A trusting relationship

But it’s not as simple as taking lessons of contextual, personalized marketing from the consumer world. It requires a cultural shift. “Companies need to break-down departmental silos, marketing and sales must be closely aligned,” added Aslatei. “It is through building these trusting relationships that ABM will realize its full potential and generate the greatest LTVs.”

“Account Based Marketing is better termed ‘Alignment Based Marketing’,” according to Paul Max Le Pera, president of the Global Surfacing Alliance. “The key driver to this marketing strategy resides in the alignment and synergy between Sales and Marketing,” said.

Again referring to ABM as a “spectrum”, Le Pera posited that it is “a multidimensional framework that co-exists on a broad marketing strategy spectrum with traditional B2B marketing. Therefore, ABM is merely a “local reality” on this spectrum whose “core values” of empathy, value, personalization, alignment and focus predominate its deliverance.”

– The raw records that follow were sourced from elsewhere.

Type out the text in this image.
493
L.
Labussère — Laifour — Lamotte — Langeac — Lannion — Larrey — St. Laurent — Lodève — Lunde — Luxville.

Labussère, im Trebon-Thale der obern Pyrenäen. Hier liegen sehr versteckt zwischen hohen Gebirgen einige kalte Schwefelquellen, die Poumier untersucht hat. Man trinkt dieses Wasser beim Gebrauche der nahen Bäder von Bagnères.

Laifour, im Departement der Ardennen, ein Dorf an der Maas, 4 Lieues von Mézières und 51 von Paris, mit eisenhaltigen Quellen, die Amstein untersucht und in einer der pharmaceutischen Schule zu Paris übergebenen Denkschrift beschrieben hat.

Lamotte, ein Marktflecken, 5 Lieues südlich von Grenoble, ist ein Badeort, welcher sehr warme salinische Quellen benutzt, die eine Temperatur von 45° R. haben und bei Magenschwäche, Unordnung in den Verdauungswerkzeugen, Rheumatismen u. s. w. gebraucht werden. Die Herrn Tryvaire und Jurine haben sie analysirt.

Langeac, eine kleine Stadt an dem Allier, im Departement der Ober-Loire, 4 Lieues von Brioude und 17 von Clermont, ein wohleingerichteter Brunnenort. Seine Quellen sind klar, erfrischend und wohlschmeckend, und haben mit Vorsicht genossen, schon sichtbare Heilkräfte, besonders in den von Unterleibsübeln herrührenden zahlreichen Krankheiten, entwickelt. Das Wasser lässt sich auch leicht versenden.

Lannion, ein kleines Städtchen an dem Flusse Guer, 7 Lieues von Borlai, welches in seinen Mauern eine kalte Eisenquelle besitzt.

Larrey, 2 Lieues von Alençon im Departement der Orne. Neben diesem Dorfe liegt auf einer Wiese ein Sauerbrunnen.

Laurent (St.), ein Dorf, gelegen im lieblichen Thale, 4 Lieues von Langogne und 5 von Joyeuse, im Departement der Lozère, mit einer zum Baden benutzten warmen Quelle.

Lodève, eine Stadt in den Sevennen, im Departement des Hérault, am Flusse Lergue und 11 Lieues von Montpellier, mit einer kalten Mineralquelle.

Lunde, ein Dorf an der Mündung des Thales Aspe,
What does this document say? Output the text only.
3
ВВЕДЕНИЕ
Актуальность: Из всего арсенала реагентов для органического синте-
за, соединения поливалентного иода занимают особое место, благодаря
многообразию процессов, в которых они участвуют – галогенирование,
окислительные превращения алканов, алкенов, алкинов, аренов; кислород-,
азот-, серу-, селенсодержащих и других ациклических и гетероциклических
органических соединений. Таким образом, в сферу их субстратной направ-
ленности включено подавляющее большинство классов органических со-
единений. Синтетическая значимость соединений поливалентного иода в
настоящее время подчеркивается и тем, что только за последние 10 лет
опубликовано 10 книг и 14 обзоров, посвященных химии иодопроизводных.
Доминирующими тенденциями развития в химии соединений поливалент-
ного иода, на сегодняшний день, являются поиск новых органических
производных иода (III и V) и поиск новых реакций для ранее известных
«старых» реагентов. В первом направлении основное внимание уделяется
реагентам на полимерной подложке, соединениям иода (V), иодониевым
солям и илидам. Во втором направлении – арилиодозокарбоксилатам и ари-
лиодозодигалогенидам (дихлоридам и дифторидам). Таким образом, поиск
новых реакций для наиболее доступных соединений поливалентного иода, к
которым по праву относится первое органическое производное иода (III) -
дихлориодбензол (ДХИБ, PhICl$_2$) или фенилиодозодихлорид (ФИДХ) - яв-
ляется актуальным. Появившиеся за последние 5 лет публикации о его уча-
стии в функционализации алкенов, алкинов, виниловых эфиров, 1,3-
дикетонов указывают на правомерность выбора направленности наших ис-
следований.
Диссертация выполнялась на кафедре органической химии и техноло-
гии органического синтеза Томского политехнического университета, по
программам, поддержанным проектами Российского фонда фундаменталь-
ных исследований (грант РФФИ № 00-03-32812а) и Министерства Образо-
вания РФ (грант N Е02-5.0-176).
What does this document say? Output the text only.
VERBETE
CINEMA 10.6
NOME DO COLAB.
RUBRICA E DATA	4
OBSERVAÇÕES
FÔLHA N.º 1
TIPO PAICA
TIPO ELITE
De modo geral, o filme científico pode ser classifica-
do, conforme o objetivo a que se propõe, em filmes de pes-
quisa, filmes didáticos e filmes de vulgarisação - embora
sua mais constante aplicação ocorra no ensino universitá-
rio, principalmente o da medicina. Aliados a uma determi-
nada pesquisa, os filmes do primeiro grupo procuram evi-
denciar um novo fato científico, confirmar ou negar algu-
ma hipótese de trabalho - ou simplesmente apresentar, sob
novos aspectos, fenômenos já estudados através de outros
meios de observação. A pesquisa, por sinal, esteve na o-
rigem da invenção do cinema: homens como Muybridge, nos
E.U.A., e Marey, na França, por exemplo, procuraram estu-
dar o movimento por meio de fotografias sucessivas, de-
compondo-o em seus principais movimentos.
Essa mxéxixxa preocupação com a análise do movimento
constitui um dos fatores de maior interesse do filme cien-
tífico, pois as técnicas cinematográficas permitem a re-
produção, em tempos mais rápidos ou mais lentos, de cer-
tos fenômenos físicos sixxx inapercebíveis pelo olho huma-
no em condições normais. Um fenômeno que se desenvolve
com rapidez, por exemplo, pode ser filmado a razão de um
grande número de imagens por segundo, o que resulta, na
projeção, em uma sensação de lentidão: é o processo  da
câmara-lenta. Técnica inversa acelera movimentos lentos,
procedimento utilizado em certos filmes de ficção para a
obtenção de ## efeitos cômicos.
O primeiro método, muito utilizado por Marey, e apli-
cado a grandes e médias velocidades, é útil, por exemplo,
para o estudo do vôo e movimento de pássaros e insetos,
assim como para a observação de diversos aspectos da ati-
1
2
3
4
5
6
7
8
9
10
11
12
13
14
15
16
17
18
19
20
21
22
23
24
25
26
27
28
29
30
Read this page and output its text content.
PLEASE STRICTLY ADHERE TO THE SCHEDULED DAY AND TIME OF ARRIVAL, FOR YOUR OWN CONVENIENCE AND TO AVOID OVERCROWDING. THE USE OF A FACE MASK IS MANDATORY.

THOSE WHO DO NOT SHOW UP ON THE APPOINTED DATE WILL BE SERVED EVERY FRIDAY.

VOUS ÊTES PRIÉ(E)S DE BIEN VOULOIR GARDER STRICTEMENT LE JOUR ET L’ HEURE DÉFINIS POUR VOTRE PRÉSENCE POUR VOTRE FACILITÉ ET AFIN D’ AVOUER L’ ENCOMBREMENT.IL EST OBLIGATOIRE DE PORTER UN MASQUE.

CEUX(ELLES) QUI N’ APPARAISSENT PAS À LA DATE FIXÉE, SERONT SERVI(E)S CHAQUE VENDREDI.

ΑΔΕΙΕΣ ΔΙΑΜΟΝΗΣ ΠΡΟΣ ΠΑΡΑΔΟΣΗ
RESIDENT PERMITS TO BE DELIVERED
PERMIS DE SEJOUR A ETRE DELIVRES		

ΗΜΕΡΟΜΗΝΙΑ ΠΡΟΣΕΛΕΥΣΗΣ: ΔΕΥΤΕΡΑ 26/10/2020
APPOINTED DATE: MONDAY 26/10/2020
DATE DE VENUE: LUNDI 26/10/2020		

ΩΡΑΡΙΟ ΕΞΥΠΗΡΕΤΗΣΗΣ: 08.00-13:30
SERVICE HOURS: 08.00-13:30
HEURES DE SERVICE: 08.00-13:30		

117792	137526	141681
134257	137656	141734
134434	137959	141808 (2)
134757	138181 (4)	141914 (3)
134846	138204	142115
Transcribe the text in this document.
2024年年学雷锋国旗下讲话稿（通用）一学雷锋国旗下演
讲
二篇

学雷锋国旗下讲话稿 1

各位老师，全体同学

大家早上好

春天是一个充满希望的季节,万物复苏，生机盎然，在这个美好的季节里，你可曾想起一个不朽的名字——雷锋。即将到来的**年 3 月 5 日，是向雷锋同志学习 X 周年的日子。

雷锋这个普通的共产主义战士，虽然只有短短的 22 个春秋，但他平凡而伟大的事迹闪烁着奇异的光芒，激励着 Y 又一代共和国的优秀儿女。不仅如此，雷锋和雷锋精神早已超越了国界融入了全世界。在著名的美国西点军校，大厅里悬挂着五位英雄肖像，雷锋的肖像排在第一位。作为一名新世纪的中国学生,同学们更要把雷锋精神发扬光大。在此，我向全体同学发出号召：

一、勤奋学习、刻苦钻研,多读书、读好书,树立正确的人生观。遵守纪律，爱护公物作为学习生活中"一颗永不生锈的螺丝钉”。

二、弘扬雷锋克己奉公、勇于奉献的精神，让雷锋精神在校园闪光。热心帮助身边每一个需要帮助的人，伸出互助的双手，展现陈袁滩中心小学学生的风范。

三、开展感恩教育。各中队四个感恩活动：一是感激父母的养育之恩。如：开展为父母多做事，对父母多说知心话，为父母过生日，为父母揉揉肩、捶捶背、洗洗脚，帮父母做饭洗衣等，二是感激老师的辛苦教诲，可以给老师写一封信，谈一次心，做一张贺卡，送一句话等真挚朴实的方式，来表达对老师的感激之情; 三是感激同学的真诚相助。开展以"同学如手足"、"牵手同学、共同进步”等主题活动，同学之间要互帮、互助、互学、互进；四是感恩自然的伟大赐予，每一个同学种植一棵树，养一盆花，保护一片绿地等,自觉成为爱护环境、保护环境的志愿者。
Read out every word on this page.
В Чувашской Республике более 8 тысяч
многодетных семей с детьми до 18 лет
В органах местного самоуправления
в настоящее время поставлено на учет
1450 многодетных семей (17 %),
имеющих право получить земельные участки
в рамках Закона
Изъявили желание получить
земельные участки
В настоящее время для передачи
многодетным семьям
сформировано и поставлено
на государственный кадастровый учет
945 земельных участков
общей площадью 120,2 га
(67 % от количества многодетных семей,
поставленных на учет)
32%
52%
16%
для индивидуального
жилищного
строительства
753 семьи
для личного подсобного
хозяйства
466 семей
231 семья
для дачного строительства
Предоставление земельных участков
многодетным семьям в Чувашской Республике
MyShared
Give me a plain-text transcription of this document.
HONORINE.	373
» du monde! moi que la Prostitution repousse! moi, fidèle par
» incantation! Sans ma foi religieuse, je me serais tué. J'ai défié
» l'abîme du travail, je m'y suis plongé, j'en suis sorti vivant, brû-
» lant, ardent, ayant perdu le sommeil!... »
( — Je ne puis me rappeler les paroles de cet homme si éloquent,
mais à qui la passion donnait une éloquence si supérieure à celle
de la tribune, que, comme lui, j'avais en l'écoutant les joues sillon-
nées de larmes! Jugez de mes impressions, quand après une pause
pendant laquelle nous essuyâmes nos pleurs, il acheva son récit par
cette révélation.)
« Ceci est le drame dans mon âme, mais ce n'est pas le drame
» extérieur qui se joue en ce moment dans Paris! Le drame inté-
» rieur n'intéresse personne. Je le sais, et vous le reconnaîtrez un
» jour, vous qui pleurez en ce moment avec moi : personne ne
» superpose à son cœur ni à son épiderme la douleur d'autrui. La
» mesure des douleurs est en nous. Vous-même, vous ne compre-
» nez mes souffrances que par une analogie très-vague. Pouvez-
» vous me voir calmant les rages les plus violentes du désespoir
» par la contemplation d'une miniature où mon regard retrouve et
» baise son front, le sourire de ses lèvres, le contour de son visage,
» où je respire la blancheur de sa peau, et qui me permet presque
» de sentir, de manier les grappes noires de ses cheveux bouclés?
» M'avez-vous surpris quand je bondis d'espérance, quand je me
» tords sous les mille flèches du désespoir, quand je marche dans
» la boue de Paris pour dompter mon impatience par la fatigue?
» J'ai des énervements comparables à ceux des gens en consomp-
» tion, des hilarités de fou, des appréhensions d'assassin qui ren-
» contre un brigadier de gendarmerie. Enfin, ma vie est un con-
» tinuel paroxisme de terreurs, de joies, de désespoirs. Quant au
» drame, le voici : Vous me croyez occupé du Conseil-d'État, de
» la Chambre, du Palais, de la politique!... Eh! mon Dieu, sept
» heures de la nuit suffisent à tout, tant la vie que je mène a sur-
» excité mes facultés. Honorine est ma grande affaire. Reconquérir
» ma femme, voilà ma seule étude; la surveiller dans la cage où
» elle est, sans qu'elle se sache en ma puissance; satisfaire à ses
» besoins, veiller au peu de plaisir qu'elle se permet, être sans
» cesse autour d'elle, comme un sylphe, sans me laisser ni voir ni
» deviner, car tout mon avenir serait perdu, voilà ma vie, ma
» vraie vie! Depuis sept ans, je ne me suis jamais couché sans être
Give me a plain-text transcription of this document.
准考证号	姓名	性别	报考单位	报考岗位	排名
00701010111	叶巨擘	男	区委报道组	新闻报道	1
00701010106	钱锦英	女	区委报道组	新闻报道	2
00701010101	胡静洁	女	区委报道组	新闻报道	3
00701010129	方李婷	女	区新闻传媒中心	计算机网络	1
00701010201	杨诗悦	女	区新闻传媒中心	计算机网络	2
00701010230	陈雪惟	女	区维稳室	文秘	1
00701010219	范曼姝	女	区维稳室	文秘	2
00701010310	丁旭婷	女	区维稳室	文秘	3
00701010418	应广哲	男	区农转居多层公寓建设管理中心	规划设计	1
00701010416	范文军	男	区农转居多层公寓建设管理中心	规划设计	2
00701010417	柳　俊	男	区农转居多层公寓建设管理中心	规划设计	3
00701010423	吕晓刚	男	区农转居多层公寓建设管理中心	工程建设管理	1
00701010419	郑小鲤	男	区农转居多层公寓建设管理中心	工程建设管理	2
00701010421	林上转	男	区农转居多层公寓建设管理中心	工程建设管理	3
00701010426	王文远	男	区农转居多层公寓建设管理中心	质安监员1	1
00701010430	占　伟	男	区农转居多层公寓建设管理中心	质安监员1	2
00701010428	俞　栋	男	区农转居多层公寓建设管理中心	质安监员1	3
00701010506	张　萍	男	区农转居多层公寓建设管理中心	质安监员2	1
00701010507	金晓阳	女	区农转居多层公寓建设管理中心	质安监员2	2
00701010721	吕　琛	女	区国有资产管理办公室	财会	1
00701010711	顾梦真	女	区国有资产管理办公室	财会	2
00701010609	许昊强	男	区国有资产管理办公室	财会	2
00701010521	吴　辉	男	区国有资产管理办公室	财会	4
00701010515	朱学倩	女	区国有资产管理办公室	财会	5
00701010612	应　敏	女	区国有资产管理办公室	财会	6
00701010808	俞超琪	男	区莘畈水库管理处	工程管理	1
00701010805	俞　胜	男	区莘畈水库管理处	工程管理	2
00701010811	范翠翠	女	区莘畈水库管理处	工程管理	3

The consolidation—or alignment—of sales and marketing can be “a heavy lift on resources if you have a small marketing team,” said Jennifer Gomez, director of product marketing, advanced media and advertising, at TiVo. “Organizing your profiles and ensuring you create separate marketing activities [events, messaging, social, email, etc.] for each one is essentially like building a little marketing team for each segment. It can stretch human resources thin.”

Humanizing ABM

Cohen-Aslatei agreed, but added that reconfiguring your marketing operation is only a start. ABM requires a total cultural and mental shift. “The question becomes,” he said, “how do you scale this approach, and how do organizations structure themselves to service clients in this fashion? The answer starts with a mental shift, from thinking about clients as dollar signs, to building meaningful and trusting partnerships.”

People, not data nor dollar signs, are at the core of successful ABM, the whole panel concurred. The cultural shift is not only essential, but overdue. Gomez added: “I see better results when I use ABM-based methodologies. It also forces you to think about your marketing in a much more people-based way – which frankly, good marketing always should. You can never underestimate the human connection and the emotional response.”

But, naturally, however humanistic an approach one might take, and however much the ‘core’ of ABM may be people, technology and data is the driving force behind its success. “A/B testing within marketing automation platforms and then using the success metrics to optimize is vital,” said Gomez. “Also a strong feedback loop with sales to ensure we really know our clients and prospects is also essential. The qualitative is just as important as the quantitative.”

“ABM is more of a dynamic or a malleable entity,” Le Pera insisted. “It’s a concept, a platform, a strategy, and a philosophy for whose very existence is “algebraic”.

“By having a deep comprehension of the business needs and putting those needs at the core, added Duffey for a final point, “ABM produces results that are extensive: the ability to connect sales and marketing efforts, expedite new channels for added value and innovation, scalability of personalization programs amplified via technologies, and ultimately market growth for both companies.”